La nouvelle pièce de Wim Vandekeybus noie la puissance de la danse sous le poids des mots. Critique.

Avec la nouvelle pièce de sa Compagnie Ultima Vez, dont la première mondiale avait lieu vendredi à Bruxelles, Wim Vandekeybus voulait "évoquer la question des valeurs qu’on a perdues dans notre monde et qu’on devrait retrouver". Comme il l’évoquait dans nos pages, le créateur de "Mockumentary of a contemporary saviour" (Faux documentaire sur un sauveur contemporain) a imaginé ici une petite population de survivants dans un futur devenu invivable.
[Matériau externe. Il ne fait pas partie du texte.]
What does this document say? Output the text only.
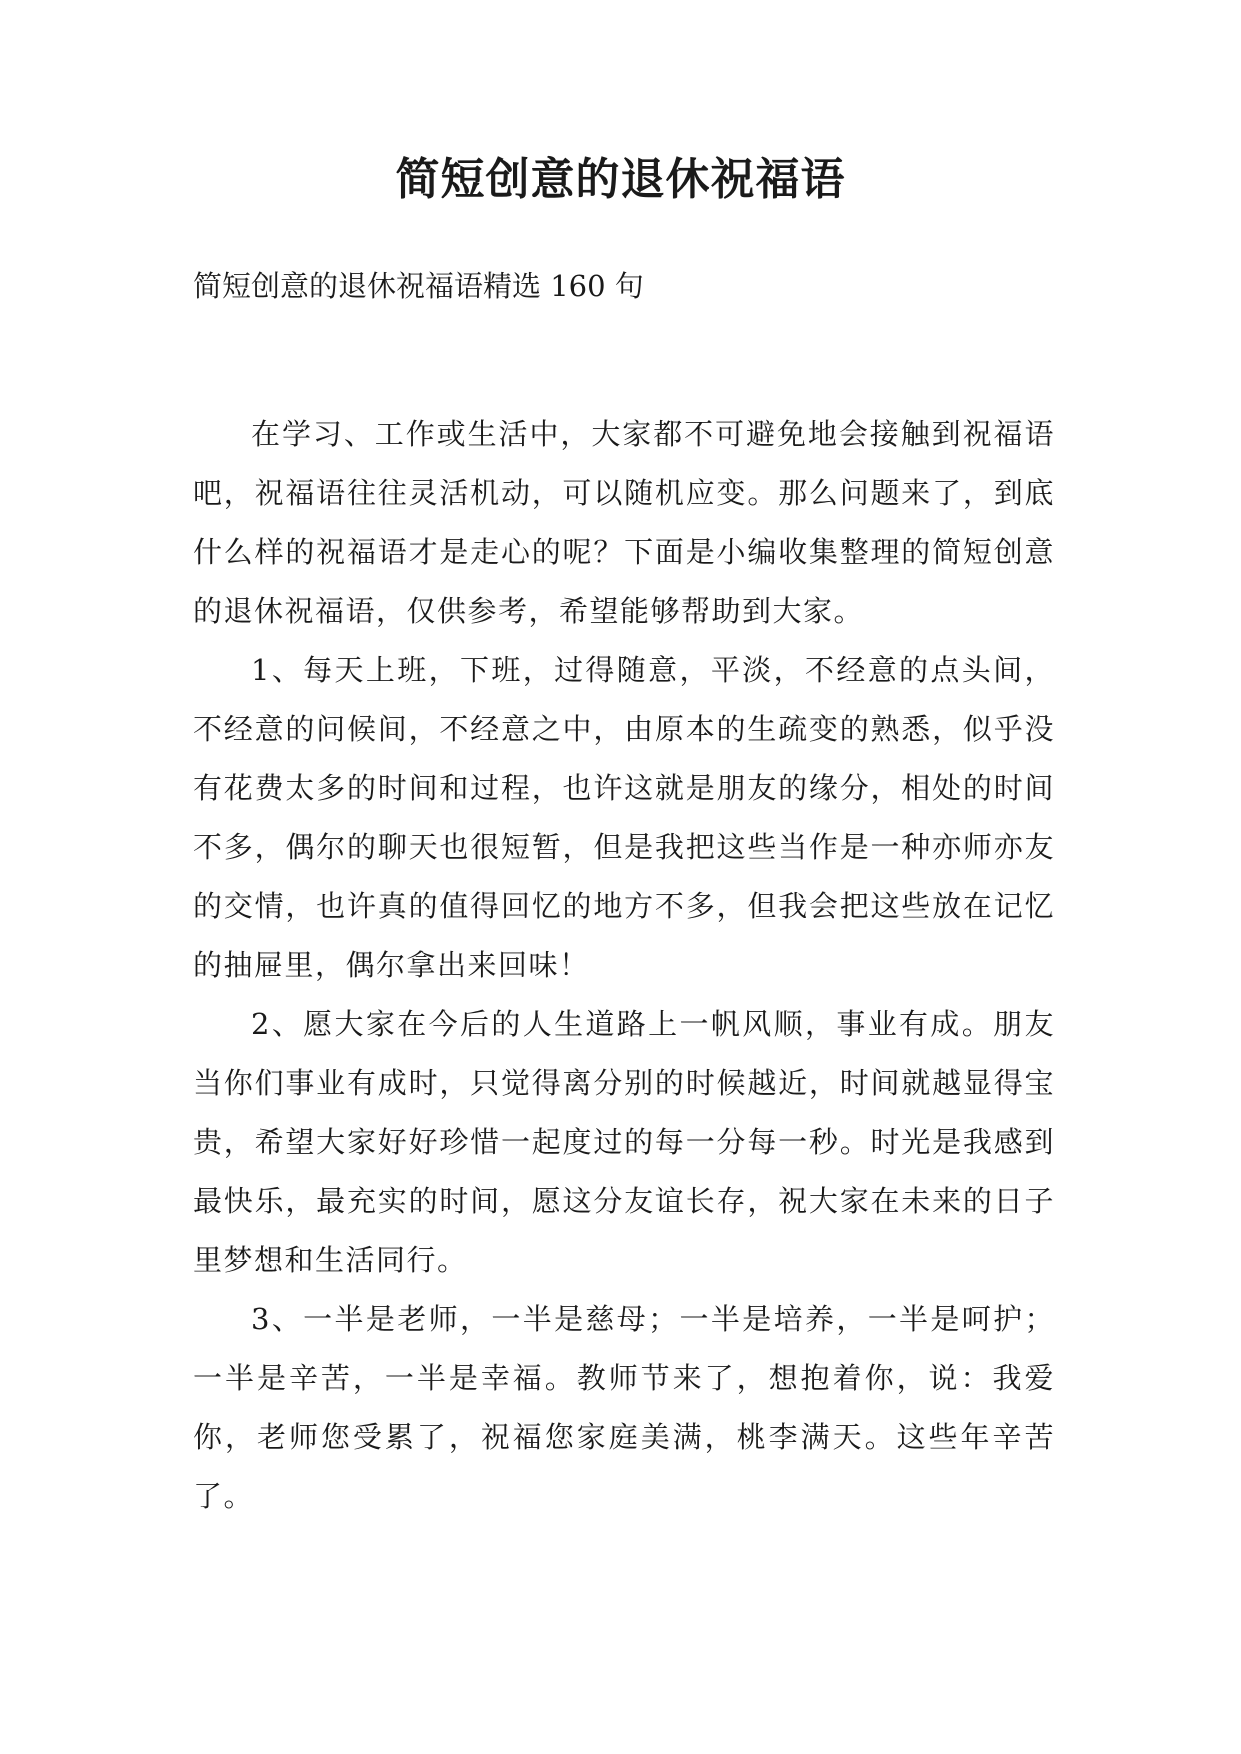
简短创意的退休祝福语

简短创意的退休祝福语精选 160 句

在学习、工作或生活中，大家都不可避免地会接触到祝福语吧，祝福语往往灵活机动，可以随机应变。那么问题来了，到底什么样的祝福语才是走心的呢？下面是小编收集整理的简短创意的退休祝福语，仅供参考，希望能够帮助到大家。

1、每天上班，下班，过得随意，平淡，不经意的点头间，不经意的问候间，不经意之中，由原本的生疏变的熟悉，似乎没有花费太多的时间和过程，也许这就是朋友的缘分，相处的时间不多，偶尔的聊天也很短暂，但是我把这些当作是一种亦师亦友的交情，也许真的值得回忆的地方不多，但我会把这些放在记忆的抽屉里，偶尔拿出来回味！

2、愿大家在今后的人生道路上一帆风顺，事业有成。朋友当你们事业有成时，只觉得离分别的时候越近，时间就越显得宝贵，希望大家好好珍惜一起度过的每一分每一秒。时光是我感到最快乐，最充实的时间，愿这分友谊长存，祝大家在未来的日子里梦想和生活同行。

3、一半是老师，一半是慈母；一半是培养，一半是呵护；一半是辛苦，一半是幸福。教师节来了，想抱着你，说：我爱你，老师您受累了，祝福您家庭美满，桃李满天。这些年辛苦了。
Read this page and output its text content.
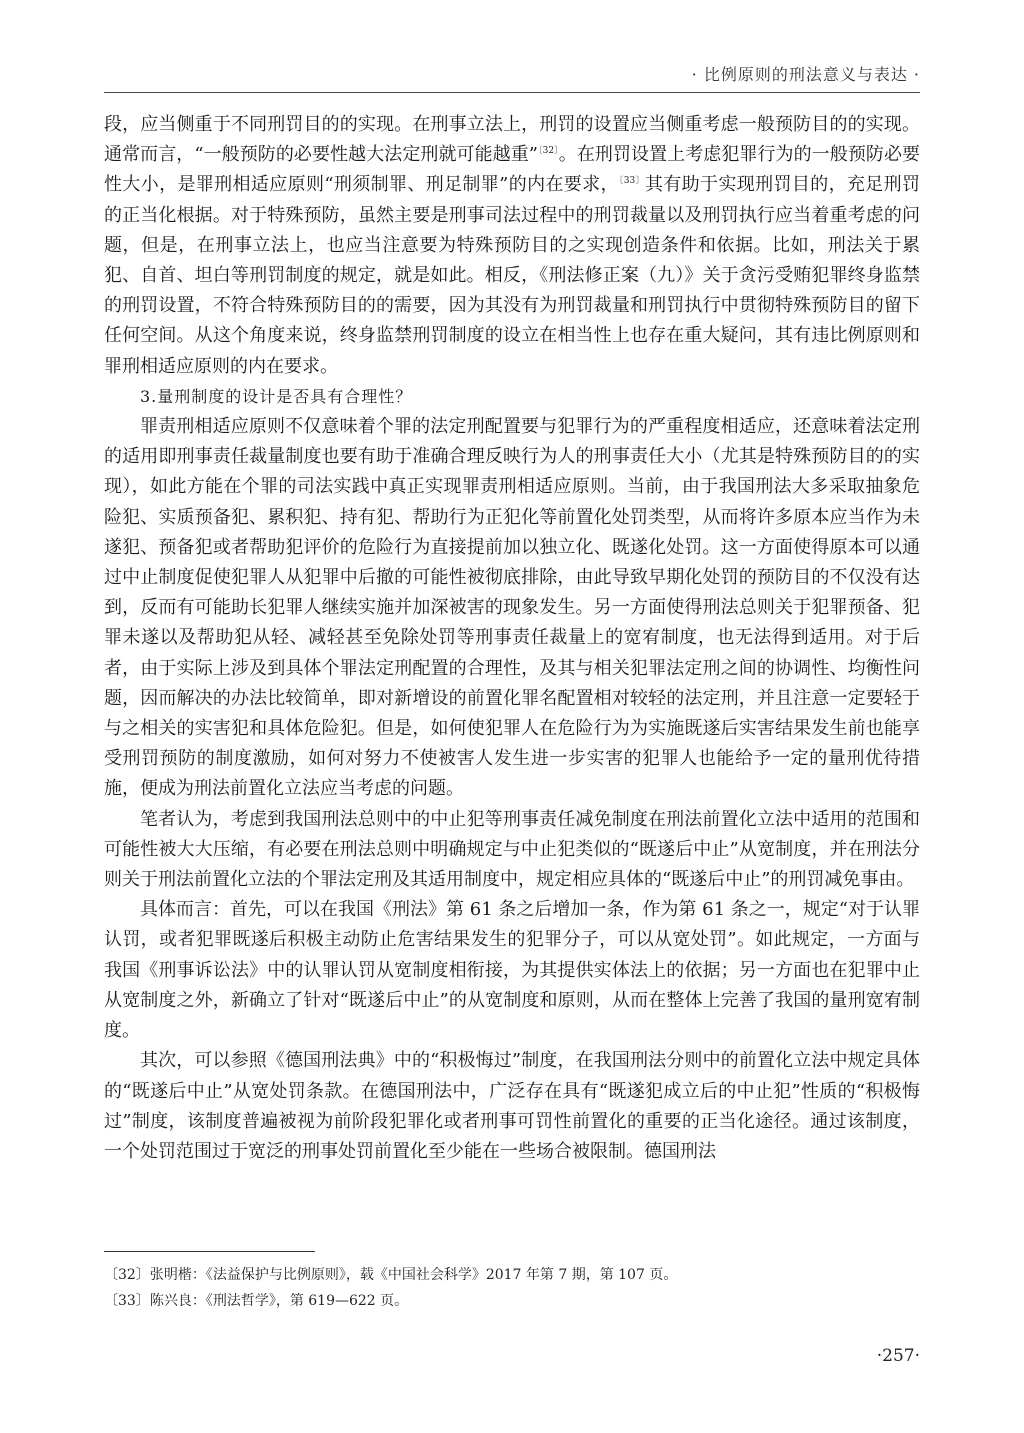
· 比例原则的刑法意义与表达 ·

段，应当侧重于不同刑罚目的的实现。在刑事立法上，刑罚的设置应当侧重考虑一般预防目的的实现。通常而言，“一般预防的必要性越大法定刑就可能越重”$^{〔32〕}$。在刑罚设置上考虑犯罪行为的一般预防必要性大小，是罪刑相适应原则“刑须制罪、刑足制罪”的内在要求，$^{〔33〕}$其有助于实现刑罚目的，充足刑罚的正当化根据。对于特殊预防，虽然主要是刑事司法过程中的刑罚裁量以及刑罚执行应当着重考虑的问题，但是，在刑事立法上，也应当注意要为特殊预防目的之实现创造条件和依据。比如，刑法关于累犯、自首、坦白等刑罚制度的规定，就是如此。相反，《刑法修正案（九）》关于贪污受贿犯罪终身监禁的刑罚设置，不符合特殊预防目的的需要，因为其没有为刑罚裁量和刑罚执行中贯彻特殊预防目的留下任何空间。从这个角度来说，终身监禁刑罚制度的设立在相当性上也存在重大疑问，其有违比例原则和罪刑相适应原则的内在要求。

3.量刑制度的设计是否具有合理性？

罪责刑相适应原则不仅意味着个罪的法定刑配置要与犯罪行为的严重程度相适应，还意味着法定刑的适用即刑事责任裁量制度也要有助于准确合理反映行为人的刑事责任大小（尤其是特殊预防目的的实现），如此方能在个罪的司法实践中真正实现罪责刑相适应原则。当前，由于我国刑法大多采取抽象危险犯、实质预备犯、累积犯、持有犯、帮助行为正犯化等前置化处罚类型，从而将许多原本应当作为未遂犯、预备犯或者帮助犯评价的危险行为直接提前加以独立化、既遂化处罚。这一方面使得原本可以通过中止制度促使犯罪人从犯罪中后撤的可能性被彻底排除，由此导致早期化处罚的预防目的不仅没有达到，反而有可能助长犯罪人继续实施并加深被害的现象发生。另一方面使得刑法总则关于犯罪预备、犯罪未遂以及帮助犯从轻、减轻甚至免除处罚等刑事责任裁量上的宽宥制度，也无法得到适用。对于后者，由于实际上涉及到具体个罪法定刑配置的合理性，及其与相关犯罪法定刑之间的协调性、均衡性问题，因而解决的办法比较简单，即对新增设的前置化罪名配置相对较轻的法定刑，并且注意一定要轻于与之相关的实害犯和具体危险犯。但是，如何使犯罪人在危险行为为实施既遂后实害结果发生前也能享受刑罚预防的制度激励，如何对努力不使被害人发生进一步实害的犯罪人也能给予一定的量刑优待措施，便成为刑法前置化立法应当考虑的问题。

笔者认为，考虑到我国刑法总则中的中止犯等刑事责任减免制度在刑法前置化立法中适用的范围和可能性被大大压缩，有必要在刑法总则中明确规定与中止犯类似的“既遂后中止”从宽制度，并在刑法分则关于刑法前置化立法的个罪法定刑及其适用制度中，规定相应具体的“既遂后中止”的刑罚减免事由。

具体而言：首先，可以在我国《刑法》第 61 条之后增加一条，作为第 61 条之一，规定“对于认罪认罚，或者犯罪既遂后积极主动防止危害结果发生的犯罪分子，可以从宽处罚”。如此规定，一方面与我国《刑事诉讼法》中的认罪认罚从宽制度相衔接，为其提供实体法上的依据；另一方面也在犯罪中止从宽制度之外，新确立了针对“既遂后中止”的从宽制度和原则，从而在整体上完善了我国的量刑宽宥制度。

其次，可以参照《德国刑法典》中的“积极悔过”制度，在我国刑法分则中的前置化立法中规定具体的“既遂后中止”从宽处罚条款。在德国刑法中，广泛存在具有“既遂犯成立后的中止犯”性质的“积极悔过”制度，该制度普遍被视为前阶段犯罪化或者刑事可罚性前置化的重要的正当化途径。通过该制度，一个处罚范围过于宽泛的刑事处罚前置化至少能在一些场合被限制。德国刑法

〔32〕张明楷：《法益保护与比例原则》，载《中国社会科学》2017 年第 7 期，第 107 页。
〔33〕陈兴良：《刑法哲学》，第 619—622 页。
·257·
La science-fiction, biais a priori ludique pour aborder la question de la foi, montre ses limites dans une œuvre au confluent du théâtre et de la danse, sur un texte signé Bart Meuleman.

Puissance habitée et brutale

La danse, quand elle survient, a cette énergie phénoménale, cette puissance habitée et brutale propre au chorégraphe et aux interprètes dont il s’entoure (ici Anabel Lopez, Maria Kolegova, Yun Liu, Daniel Copeland, Saïd Gharbi, Jason Quarles, Flavio D’Andrea). La puissance est aussi visuelle, avec un immense cercle blanc tantôt protecteur, tantôt menaçant, sur le cercle noir où se meuvent et s’affrontent les humains. Scénographie spectaculaire certes mais convenue, où ondoient la musique et les sons de Charo Calvo et Manuel Poletti, avec la collaboration de l'Ircam.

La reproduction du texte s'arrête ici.